Anti-Asian violence has spiked in the last year, and we should have, as Xu asked all of us to do, checked in on our Asian American friends before now, to say we stand with you and against not just the violence and the overt threats, but the kind of casual racism that Xu says he’s known all his life.
“There are lots of microaggressions — getting called Bruce Lee, or hearing ‘ching chong’ ’’ and other “fake Chinese noises.” Moronic, yes, but far from harmless.
When those Dr. Seuss books were pulled by the author’s estate for their racist images, more of the conversation was about “cancel culture” than about why these images needed canceling.
“I grew up in rural Missouri, and you learn to deal with it,” Xu said, usually by laughing it off.
That’s heartbreaking, and it’s on all of us to change that.
One of the things Xu tweeted on Friday, in response to the man’s remark that he probably had the coronavirus, was, “So yeah, thanks to President Trump for all the China Virus discourse over the last year.”
And unfortunately, it wasn’t only the former president who seemed to love to say “China” like it’s a curse word, with an accent apparently thrown in for grins. An official in Manhattan, Kansas, remarked a year ago that there wasn’t a lot of COVID-19 in the state because there aren’t that many Chinese people.
When he was Trump’s secretary of state, Kansan Mike Pompeo called COVID-19 the “Wuhan virus” and Missouri Sen.
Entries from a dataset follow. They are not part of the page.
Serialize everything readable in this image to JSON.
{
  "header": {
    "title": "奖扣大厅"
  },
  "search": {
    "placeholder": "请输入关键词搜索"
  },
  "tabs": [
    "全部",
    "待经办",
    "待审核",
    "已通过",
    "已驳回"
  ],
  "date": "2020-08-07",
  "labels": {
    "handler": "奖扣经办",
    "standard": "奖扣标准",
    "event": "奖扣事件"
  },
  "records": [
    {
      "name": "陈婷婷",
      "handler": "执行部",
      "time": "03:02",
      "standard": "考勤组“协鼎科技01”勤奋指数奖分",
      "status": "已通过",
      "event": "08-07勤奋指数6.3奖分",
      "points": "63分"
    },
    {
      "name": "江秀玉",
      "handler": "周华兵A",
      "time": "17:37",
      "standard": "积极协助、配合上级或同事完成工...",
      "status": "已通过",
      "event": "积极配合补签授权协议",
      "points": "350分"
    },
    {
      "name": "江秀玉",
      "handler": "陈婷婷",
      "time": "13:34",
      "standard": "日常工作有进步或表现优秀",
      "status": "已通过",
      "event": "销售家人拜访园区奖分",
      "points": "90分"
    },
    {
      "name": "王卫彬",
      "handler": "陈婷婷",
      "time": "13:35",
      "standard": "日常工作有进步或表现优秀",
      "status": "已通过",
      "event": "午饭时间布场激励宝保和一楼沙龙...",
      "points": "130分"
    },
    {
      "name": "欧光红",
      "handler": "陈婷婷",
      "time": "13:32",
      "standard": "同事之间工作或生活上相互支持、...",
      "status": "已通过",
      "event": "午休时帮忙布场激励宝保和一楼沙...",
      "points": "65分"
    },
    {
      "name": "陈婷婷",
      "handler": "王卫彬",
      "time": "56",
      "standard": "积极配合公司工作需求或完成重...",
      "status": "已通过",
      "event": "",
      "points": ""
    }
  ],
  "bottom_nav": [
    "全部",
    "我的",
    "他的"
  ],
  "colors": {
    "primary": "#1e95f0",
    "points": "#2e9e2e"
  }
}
Josh Hawley has repeatedly tried to blame China for the pandemic, which makes no more sense than blaming Kansas for the influenza epidemic that happened to start there in 1918. The state of Missouri actually sued China in federal court last year.
What Xu just experienced in a bar in Russell is the result of all of the above.
On Twitter, some people suggested that others in the bar should have stood up to the loudmouth. Xu said he’s glad that didn’t happen: “In Russell, Kansas, there’s a pretty high chance the guy was carrying,” and that might have escalated the situation.
But all of us who are bystanders to what’s aimed at Asian Americans on a regular basis do have a duty to intervene.
As the incident was playing out, what Xu was thinking about was not even so much the race-based murders in Atlanta as the race-based murder in a sports bar in Olathe in 2018. That, too, was a hate crime against Asians.
What happened in Atlanta not only could happen here, but already has.